Пониже, в беспорядке, широко расстилаются барские огороды, а еще ближе к реке смотрят снизу на барский дом избы дворовых семейных людей. И там живут! Там развешан невод, там к раките у избы прислонена рыбачья сетка на длинной палке; разноцветное белье сушится на плетне. Река течет, вдали ревет чужая мельница, а за рекою луг, где летом мальчики разводят на ночную огни. Ширина, зелень и сила везде! Здесь, по сю сторону, с левого бока, за покинутой и разрушенной псарней, поднялись четыре изящные ели, и новый сруб виден под сенью их. Там, по ту сторону, за лугом, небольшая дубовая роща, и сам луг иногда целыми полосами кажется розовым от густого клевера. Почтовые колокольчики звенят вдали невидимо; над балконом, обращенным к этой картине, носятся с пронзительным криком стрижи. Евгения Никитишна шла замуж, говорят, по склонности; и хотя брак их состоялся так скоро после брака моего дяди, что ей, влюбленной в Петра Николаевича, конечно, не было возможности перенести вдруг все чувство на жениха. Но не нравиться как муж Дмитрий Егорыч, при своей красоте и тогдашней любезности, едва ли мог. И она скоро страстно привязалась к нему. Тетушка Марья Николаевна умела и про молодость Ржевских рассказывать так же хорошо, как про безбожника Короваева и про отца Василия, и про даму-сваху. Она говорила, что, приехав к ним в первое время их супружества, она нашла их в цветнике, гуляющих вместе, и была поражена их блаженством и красотою обоих. Я поздно узнал красоту лесистого берега, где протекли их медовые годы; но теперь уже дом, река, цветник и лес слились для меня в одно с Евгенией Никитишной в белом платье и в красной турецкой шали, в которых увидал я ее в первый раз, будучи ребенком.

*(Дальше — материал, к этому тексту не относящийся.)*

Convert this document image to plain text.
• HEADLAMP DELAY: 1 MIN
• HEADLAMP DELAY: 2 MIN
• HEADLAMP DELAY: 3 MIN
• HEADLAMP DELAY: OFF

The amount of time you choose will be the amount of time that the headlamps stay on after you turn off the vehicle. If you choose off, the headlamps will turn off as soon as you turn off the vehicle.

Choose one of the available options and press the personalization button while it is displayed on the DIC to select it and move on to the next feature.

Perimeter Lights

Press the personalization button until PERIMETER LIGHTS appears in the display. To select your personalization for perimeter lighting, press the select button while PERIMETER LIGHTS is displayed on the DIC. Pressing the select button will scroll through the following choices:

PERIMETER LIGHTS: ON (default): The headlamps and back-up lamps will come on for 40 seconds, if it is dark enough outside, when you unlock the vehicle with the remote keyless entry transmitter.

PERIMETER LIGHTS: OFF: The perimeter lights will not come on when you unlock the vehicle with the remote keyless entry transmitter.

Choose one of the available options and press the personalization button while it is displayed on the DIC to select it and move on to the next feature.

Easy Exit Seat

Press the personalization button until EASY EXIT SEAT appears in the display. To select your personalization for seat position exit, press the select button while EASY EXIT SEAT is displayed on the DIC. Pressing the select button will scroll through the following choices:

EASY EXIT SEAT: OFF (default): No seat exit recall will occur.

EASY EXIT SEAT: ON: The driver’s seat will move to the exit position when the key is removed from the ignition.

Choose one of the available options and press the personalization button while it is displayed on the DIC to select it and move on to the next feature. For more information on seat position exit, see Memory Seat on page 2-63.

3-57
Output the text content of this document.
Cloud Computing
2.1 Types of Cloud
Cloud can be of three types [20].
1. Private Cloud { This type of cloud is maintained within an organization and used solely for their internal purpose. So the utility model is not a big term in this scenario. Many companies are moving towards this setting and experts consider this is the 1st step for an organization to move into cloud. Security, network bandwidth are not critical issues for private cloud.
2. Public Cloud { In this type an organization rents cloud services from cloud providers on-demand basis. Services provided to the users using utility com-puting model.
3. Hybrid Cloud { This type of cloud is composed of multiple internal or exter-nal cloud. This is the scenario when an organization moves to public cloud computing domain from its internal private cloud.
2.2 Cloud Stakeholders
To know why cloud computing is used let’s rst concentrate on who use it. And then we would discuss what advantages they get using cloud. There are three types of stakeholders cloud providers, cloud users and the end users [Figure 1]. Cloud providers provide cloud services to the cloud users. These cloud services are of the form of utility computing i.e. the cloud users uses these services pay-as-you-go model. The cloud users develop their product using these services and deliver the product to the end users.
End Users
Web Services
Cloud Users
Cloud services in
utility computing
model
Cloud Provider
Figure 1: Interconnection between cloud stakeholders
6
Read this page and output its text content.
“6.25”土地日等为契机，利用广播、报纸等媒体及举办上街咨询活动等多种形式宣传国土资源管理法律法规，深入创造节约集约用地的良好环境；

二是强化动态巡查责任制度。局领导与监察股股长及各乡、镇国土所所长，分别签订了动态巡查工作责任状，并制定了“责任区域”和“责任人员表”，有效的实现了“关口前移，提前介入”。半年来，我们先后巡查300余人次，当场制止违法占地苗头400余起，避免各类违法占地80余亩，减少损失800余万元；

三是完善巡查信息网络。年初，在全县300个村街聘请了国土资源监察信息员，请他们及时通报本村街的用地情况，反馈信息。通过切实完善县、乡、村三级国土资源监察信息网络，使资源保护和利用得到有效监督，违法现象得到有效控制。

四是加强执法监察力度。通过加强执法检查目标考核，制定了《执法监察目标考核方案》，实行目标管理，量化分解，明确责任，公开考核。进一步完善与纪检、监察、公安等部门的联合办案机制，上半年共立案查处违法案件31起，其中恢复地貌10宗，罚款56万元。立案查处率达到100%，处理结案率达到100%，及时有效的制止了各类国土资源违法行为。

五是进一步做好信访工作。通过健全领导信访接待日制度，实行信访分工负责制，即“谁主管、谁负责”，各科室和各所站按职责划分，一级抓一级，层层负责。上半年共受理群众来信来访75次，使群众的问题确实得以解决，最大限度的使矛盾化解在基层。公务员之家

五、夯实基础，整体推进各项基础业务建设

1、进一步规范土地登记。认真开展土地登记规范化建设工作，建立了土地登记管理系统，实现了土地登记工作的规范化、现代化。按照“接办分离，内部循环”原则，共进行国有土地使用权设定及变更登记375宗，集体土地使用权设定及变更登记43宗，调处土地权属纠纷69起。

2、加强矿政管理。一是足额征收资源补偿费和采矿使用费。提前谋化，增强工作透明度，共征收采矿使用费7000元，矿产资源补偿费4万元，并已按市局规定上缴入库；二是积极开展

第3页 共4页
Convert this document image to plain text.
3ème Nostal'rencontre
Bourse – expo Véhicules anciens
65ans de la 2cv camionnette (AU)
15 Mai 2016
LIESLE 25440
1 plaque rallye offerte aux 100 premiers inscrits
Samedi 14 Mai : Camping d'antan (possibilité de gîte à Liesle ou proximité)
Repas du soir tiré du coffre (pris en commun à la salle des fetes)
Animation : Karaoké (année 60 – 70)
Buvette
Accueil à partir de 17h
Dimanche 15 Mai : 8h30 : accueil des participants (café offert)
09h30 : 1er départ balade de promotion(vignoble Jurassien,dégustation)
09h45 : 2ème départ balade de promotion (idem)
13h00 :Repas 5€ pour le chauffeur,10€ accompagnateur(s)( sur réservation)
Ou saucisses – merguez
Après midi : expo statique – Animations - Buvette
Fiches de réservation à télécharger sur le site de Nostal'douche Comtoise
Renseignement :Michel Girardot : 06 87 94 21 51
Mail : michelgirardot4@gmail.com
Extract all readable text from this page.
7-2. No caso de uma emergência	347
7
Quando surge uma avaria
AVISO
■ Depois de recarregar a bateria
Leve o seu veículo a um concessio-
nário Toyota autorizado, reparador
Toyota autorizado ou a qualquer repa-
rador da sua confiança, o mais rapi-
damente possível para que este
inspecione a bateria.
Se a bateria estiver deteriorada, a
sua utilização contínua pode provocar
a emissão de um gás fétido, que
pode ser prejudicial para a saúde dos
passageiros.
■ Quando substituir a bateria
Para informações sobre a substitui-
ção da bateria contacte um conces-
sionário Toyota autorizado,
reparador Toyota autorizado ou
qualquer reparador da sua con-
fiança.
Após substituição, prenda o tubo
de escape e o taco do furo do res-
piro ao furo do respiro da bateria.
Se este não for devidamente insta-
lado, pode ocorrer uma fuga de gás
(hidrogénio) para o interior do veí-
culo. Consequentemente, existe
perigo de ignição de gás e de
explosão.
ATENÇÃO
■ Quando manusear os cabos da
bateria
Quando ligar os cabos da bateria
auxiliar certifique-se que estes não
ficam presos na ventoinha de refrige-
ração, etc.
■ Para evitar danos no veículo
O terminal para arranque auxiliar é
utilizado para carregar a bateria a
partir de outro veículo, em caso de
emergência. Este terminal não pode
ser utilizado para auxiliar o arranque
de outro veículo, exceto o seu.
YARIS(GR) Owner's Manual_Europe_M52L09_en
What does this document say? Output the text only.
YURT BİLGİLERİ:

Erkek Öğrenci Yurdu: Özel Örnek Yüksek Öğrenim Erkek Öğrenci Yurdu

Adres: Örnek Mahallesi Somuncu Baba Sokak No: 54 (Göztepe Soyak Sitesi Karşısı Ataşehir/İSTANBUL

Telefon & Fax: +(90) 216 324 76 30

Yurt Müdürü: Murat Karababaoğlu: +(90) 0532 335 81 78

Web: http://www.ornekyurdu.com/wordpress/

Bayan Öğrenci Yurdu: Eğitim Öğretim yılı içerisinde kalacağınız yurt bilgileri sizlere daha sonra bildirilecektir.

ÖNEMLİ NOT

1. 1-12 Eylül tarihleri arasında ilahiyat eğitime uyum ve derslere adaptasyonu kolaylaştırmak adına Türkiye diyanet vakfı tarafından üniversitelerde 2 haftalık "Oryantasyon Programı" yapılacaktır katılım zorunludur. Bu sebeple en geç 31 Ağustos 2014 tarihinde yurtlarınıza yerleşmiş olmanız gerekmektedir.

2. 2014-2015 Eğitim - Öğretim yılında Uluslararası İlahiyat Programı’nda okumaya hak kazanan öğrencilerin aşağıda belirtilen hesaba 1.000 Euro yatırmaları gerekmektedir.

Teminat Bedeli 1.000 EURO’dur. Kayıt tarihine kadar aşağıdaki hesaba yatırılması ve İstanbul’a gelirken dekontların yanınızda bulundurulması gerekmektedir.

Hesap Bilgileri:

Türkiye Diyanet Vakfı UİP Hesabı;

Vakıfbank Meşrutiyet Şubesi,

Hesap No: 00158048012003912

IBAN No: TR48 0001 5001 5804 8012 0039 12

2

О муже я уже сказал вам, как он был хорош. Было одно таинственное место у них в деревне: на нем остались уже одни гряды когда-то росшей здесь клубники да кирпичи фундамента. На этом месте стояла прежде теплица; в теплице жил садовник Яков; Яков любил молодую прачку. Барин тоже обратил на нее внимание; но она не польстилась на барские слова. Ржевский решил сослать ее куда-то за дурное поведение, за связь с садовником. Но Евгения Никитишна узнала все.
Она давно уже замечала беспорядочное его управление. Недовольная продажей другого имения, она желала сохранить пристанище для себя и приданое для дочери. Имение, описанное мною, принадлежало ей, а его едва было не продали с аукциона. Тогда-то Ржевская приехала к дяде. Дядя заплатил долги Ржевских; он поехал с нею в ее деревню, и какие у них были толки с мужем, никто мне не передал. Евгения Никитишна с этого дня взяла все дела в свои руки, а за историю с прачкой перестала быть женой Дмитрия Егорыча и даже удалила его во флигель. В течение пяти-шести лет обратился Ржевский в тучного ипохондрика. Дочери было 17 лет, когда ее взяли из института и когда я познакомился с ней. Но разговор об ней отложим.